Il caso De Nino-Morandi. Da tre anni lavori fermi, gli imprenditori lamentano ritardi della Provincia

SULMONA. «La verità è una sola: se c’è volontà da parte delle istituzioni, in sei mesi di lavori siamo pronti a riconsegnare la scuola, in modo che i ragazzi possano rientrare nel loro edificio in tempo per l’inizio del prossimo anno scolastico». Stanchi di aspettare i balletti della politica e della burocrazia, gli imprenditori Nicola Di Simone e Filippo Bocci, titolari dell’associazione temporanea d’impresa giunta seconda nella gara d’appalto e subentrata all’altra associazione Fin, dichiarata fallita, per l’esecuzione dei lavori all’Istituto tecnico commerciale e per geometri De Nino-Morandi, escono allo scoperto spiegando il loro punto di vista sulla vicenda.
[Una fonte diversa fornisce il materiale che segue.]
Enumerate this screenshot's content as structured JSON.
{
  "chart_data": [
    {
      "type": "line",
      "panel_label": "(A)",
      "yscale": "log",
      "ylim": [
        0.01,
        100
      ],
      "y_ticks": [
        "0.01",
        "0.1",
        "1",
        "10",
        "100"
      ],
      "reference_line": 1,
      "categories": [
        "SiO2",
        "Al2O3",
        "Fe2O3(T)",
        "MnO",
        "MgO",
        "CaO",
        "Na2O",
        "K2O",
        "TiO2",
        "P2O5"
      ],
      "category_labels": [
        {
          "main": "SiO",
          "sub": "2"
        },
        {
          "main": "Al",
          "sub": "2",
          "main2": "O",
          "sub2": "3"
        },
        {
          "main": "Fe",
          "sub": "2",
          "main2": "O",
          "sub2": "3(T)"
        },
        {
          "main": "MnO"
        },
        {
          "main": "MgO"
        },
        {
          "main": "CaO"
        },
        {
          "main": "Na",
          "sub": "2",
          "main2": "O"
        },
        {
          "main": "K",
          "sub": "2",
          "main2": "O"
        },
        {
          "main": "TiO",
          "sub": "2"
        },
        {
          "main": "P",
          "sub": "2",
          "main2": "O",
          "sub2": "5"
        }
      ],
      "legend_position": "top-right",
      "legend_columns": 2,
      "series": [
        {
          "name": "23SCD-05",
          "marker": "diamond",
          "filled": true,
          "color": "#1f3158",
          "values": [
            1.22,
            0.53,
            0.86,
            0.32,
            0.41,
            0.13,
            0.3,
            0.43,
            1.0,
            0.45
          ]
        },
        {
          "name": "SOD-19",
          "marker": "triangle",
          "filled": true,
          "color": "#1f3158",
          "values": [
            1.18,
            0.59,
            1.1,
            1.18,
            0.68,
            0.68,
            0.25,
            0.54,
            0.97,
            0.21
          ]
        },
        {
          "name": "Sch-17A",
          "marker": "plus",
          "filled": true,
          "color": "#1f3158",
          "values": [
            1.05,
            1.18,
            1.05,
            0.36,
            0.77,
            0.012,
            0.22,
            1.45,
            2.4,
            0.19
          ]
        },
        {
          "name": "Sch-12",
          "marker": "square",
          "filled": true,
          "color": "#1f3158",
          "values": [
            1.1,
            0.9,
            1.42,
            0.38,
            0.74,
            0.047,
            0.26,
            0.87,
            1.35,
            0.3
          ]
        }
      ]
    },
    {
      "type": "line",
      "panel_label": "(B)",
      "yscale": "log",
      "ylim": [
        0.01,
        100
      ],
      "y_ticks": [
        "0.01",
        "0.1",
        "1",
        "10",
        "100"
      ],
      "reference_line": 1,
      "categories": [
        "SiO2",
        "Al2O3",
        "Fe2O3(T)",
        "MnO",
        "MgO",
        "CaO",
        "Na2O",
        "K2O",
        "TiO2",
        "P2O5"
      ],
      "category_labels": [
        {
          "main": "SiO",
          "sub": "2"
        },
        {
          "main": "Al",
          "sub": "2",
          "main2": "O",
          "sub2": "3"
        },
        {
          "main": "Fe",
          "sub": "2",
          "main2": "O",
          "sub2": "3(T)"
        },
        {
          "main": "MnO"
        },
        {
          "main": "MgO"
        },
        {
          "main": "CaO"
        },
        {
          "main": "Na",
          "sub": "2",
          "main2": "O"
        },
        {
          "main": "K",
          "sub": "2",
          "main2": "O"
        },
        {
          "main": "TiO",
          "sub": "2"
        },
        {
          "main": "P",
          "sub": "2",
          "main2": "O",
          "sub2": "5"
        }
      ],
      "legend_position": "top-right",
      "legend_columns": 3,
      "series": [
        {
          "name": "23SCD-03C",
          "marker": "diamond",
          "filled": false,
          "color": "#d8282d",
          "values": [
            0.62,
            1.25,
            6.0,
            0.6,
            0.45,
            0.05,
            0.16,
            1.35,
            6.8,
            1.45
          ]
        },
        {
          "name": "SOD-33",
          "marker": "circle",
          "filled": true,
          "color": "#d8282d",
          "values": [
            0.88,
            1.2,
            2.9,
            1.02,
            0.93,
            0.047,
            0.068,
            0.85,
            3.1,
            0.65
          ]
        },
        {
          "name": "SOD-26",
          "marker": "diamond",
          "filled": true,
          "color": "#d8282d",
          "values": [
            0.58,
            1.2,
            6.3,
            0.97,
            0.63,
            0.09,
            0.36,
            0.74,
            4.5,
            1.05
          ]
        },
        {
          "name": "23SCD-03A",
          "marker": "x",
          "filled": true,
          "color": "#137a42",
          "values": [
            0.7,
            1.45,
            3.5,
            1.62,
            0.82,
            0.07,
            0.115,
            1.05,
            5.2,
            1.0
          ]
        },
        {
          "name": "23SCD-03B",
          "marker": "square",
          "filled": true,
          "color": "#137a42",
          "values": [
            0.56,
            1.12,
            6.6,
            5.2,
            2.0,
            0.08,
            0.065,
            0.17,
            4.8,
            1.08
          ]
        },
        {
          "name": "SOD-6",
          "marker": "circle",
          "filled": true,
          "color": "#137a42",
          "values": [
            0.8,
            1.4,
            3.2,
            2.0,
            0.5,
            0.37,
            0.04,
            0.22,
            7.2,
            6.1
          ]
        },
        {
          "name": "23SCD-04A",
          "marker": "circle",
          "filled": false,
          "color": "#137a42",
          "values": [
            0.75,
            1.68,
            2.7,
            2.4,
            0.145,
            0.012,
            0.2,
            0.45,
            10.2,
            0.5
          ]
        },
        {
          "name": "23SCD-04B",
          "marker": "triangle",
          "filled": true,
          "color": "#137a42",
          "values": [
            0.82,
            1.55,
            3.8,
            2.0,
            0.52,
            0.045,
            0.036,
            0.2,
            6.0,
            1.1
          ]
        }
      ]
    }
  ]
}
Da tre anni sono fermi i lavori e cresce il timore che il balletto della Provincia intorno alle sorti dell’istituto imporrà ancora tempi lunghi per le sorti dell’edificio, con disagi prolungati a carico degli studenti. Gli imprenditori ricordano che esiste già un progetto esecutivo, costato 300mila euro, commissionato dalla Provincia e che potrebbe essere messo in atto già da domani. Anche in questo caso però pesa il rimpallo di responsabilità nell’amministrazione provinciale che per arrivare all’affidamento dei lavori e definire tutta la situazione ha finito per provocare stallo totale. Resta il nodo dei 300mila euro spesi per il progetto che la Provincia dovrà pagare qualsiasi cosa si verifichi, con evidente sperpero di denaro pubblico qualora si punterà su un altro progetto. Cosa che gli imprenditori hanno già annunciato di voler segnalare alla Corte dei conti. «Dapprima la Provincia ha comunicato che potevamo subentrare all’impresa fallita, poi abbiamo atteso invano la consegna dei lavori», ha spiegato Di Simone, «quindi dopo due nostre diffide, nel febbraio 2015 l’affidamento provvisorio ci è stato revocato, ritirando il bando pubblicato».

Nel frattempo è intervenuto il sequestro parziale della struttura per l’inchiesta avviata dalla magistratura.

«Tanti nodi che potrebbero essere sciolti in tempi rapidi e in modo più semplice di quel che si pensa», ha concluso Di Simone, «il progetto è già pronto e in sei mesi verrebbe eseguito, a settembre l’istituto sarebbe di nuovo reso agibile e l’anno scolastico potrebbe essere tranquillamente inaugurato».